Understanding the whimsical ways of fifteen-year-old girls, he let us pick the horses with the names we liked best, and then he would make a $2 bet for us, handing us each a slip of crisp white paper. Needless to say, we were particularly taken with a black male horse without a tail named, “Idontneedone.”
We watched as the jockeys paraded the horses to the post at the start of each race. And, each time they stormed past us for their allotted distance, the announcer boomed out the action over a loud speaker. No matter how excited my cousin and I got at the end of each race, Granddad would either nod in approval or shake his head with a slight frown. Nothing more.

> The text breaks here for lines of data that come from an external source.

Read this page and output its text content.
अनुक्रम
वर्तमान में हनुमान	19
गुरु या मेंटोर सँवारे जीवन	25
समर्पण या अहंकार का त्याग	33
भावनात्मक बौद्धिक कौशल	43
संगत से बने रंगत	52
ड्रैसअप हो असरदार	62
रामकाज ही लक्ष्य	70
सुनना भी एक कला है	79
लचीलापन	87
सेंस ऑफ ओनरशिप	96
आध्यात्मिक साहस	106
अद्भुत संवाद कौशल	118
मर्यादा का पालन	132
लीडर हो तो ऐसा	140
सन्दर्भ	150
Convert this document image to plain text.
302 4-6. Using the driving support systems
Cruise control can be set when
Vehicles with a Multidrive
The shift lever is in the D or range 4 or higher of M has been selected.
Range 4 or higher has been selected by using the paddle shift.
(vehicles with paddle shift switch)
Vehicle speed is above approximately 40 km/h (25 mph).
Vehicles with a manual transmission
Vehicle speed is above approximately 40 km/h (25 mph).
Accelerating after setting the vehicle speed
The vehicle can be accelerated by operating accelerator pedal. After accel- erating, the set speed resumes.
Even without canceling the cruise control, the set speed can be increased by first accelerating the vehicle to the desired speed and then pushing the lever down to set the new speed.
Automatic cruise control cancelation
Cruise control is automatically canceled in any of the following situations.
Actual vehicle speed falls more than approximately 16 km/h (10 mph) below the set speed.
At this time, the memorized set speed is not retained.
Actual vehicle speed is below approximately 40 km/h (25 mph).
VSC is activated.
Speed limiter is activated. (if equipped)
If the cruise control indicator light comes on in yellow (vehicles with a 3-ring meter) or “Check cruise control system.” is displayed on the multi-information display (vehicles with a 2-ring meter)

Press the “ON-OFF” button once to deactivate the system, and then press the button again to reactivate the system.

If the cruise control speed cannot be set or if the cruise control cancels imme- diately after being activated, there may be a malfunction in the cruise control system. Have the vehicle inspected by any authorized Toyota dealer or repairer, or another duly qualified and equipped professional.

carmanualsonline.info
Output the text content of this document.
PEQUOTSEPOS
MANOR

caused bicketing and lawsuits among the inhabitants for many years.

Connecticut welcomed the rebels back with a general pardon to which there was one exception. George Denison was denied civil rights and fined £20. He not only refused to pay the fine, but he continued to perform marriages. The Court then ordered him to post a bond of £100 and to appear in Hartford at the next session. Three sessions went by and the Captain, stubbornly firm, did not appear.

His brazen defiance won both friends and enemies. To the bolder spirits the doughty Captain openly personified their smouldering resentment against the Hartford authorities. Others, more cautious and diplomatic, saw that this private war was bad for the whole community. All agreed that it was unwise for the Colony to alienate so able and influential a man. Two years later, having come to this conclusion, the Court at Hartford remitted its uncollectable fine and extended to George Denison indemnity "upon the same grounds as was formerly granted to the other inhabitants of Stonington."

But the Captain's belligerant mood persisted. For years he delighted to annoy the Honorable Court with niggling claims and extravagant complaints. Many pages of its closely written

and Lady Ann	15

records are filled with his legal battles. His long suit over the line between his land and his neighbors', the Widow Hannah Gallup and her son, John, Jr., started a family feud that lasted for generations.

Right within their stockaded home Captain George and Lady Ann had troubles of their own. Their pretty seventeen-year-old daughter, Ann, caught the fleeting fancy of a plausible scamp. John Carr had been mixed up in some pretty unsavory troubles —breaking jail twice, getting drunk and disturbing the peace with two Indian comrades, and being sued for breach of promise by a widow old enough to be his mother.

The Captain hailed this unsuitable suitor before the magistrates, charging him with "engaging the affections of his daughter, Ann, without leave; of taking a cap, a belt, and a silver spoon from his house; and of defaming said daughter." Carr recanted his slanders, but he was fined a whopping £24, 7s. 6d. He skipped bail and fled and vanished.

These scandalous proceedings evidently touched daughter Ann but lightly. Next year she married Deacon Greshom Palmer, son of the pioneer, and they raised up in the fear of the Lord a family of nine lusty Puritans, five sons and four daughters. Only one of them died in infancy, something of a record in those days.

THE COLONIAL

After we chowed down on Oaklawn’s famous corned-beef sandwiches, he told us we were only staying for one more race and went to place his bet.
The same dirt-flying, fierce-frenzied competition took place yet again, only this time, as the announcer called out the winner, Granddad didn’t nod or smile, but put his right hand over his heart, standing very still.
“Girls, I’ll be right back,” he said gravely.
After he returned, he told us we’d done good for the day, and it was time to go home.
“First, I’ll give you your winnings,” he said, a wry smile on his face.
He opened a wad of bills and flicked crisp Benjamins across his palm, choosing three for each of us. My eyes widened and began to catch up with my brain, which was forming a multitude of questions.
He shook his head and held up a single finger before saying, “Just don’t tell your Grandmother.”